Pastor Mark's Journey
I can't; He can. I'm glad I let Him.
Thirty Two years ago, I was a broken man; hopelessly alcoholic and addicted to methamphetamine. In jail — again — for my tenth DUI, I was to be sent to prison. I was 30 years old and had estranged everyone from me in my life. As I stared into the piece of tin that serves as a jail house mirror, I suddenly realized that I no longer knew this person staring back at me. I got on my knees and said the only prayer I could at the time: “God, help me.”
Almost immediately,
Things began to change.
My cellmate had kept inviting me to the AA meetings, and until that day I never wanted to attend. The H&I sponsored AA meeting started with a very short man, who was not in jail, jumping up on a table and shouting,
“If you guys keep on doing what you are doing, you will keep getting what you are getting!”
It was the shortest AA meeting I have ever attended because that was all I heard. He offered a Big Book to those of us “man enough to ask”, so I asked.
I began reading the AA Big Book and attending the meetings. After a few weeks, I went for my prison sentencing, but my Public Defender did not show up. Two weeks later, I went again to be sentenced and the prosecutor didn't show up. It would be six more weeks in the jail before I would be sentenced to prison.
I stayed active in AA and in the Christian fellowship Overcomer's Outreach. My heart began to change. I finally owned my alcoholism, took responsibility for the wreckage it had caused myself and others and became willing to accept the consequences of the prison time I had coming.
When I finally went to court to be sentenced, there was a different judge on the bench and he shared a letter that was written on my behalf by an anonymous member of AA telling him that I was changing and asking him to give me a chance at a rehab program instead of prison. The judge stopped the sentencing and asked me if, instead of prison, I would like to spend six months at the Salvation Army Adult Rehabilitation Center in Sacramento.

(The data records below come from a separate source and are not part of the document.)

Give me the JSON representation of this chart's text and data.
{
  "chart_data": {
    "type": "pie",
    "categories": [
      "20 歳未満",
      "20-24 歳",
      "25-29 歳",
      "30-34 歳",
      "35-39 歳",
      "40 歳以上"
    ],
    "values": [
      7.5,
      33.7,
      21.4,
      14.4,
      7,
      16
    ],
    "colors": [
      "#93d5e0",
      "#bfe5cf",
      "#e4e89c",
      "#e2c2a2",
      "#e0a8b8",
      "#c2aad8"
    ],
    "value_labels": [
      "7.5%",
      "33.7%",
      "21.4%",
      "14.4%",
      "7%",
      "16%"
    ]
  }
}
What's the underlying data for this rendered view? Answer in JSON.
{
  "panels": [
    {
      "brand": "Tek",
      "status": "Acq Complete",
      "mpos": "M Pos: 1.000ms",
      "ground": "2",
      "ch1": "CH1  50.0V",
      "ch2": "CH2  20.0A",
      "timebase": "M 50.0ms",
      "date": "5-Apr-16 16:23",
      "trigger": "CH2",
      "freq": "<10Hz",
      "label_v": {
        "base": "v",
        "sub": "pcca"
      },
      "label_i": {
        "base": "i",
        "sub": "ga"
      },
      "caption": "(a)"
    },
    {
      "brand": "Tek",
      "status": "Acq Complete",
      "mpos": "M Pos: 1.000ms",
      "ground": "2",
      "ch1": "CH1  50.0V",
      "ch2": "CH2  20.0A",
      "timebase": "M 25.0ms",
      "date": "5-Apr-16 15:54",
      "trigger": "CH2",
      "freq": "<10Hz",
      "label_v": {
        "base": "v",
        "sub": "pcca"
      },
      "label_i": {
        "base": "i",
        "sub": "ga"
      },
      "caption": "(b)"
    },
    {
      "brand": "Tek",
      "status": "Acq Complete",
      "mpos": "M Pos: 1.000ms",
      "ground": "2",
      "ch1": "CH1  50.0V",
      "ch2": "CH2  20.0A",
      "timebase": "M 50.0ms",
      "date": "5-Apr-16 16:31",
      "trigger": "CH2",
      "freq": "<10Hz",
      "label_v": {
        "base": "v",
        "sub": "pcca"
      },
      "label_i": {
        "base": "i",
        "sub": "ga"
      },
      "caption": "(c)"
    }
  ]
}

God saved me from alcoholism and addiction
and taught me how to be free through serving others.
I believe in, and truly try, to live what the Bible promises: that it is through giving to others that we receive.
God has given me more than I ever deserved.
The Big Book has taught me that Faith without works is dead. The least I can do is to try daily to pay Him back through serving others.
Because of AA, today I am a husband, a father, a son, a brother, a family member and a friend to many. I have a home, a job, a ministry and I am a founding partner of a nonprofit that helps others. AA taught me to be of humble service to others. Now, I have become an ordained Pastor and a college graduate with an MBA.
Thank you, Jesus, for saving me!
Thank God for the Salvation Army, SCAA, and Alcoholics Anonymous!
I knew that God had heard my cry for help,
and that I needed to keep following Him!
I willingly went to the Salvation Army. They loved me until I could learn to love myself. I threw myself into learning about God and became active in AA and in serving the homeless and addicted, which has become my life's mission. I entered their Adjutant Program and earned my Pastoral Certificate. I was awarded a scholarship to go back to college and received my Human Services as well as my CADC Counseling certificates for drugs and alcohol. I began running the Phase One recovery programs for Salvation Army ARC and helped to manage the homeless shelter.
Through my quest for lasting sobriety in AA, I met my beautiful angel Tami, who allowed this strange man with a pony tail working at the homeless shelter and riding a bicycle to fall in love with her and eventually to marry her. Three years into our marriage, God loaned us His angel, Kai, to raise as our daughter!
For the past 32 years, I have lived one day at a time looking to serve and help. Six years ago, I began to look at the damage that my excess weight was causing myself and those who relied on me. I found help, and I learned that sugar was my new addiction, as were my cravings for all of the bad carbs in the junk food I surrounded myself with.
I met Bitten Jonnson, who taught me about sugar and carb addiction, along with the Keto way of eating. I have applied the Twelve Steps from AA into my food addiction and now, five years later, not only have I lost over 127 pounds, but I have also have gained my life back. I am now the founder of a Twelve Step Sugar and Carb Addiction group.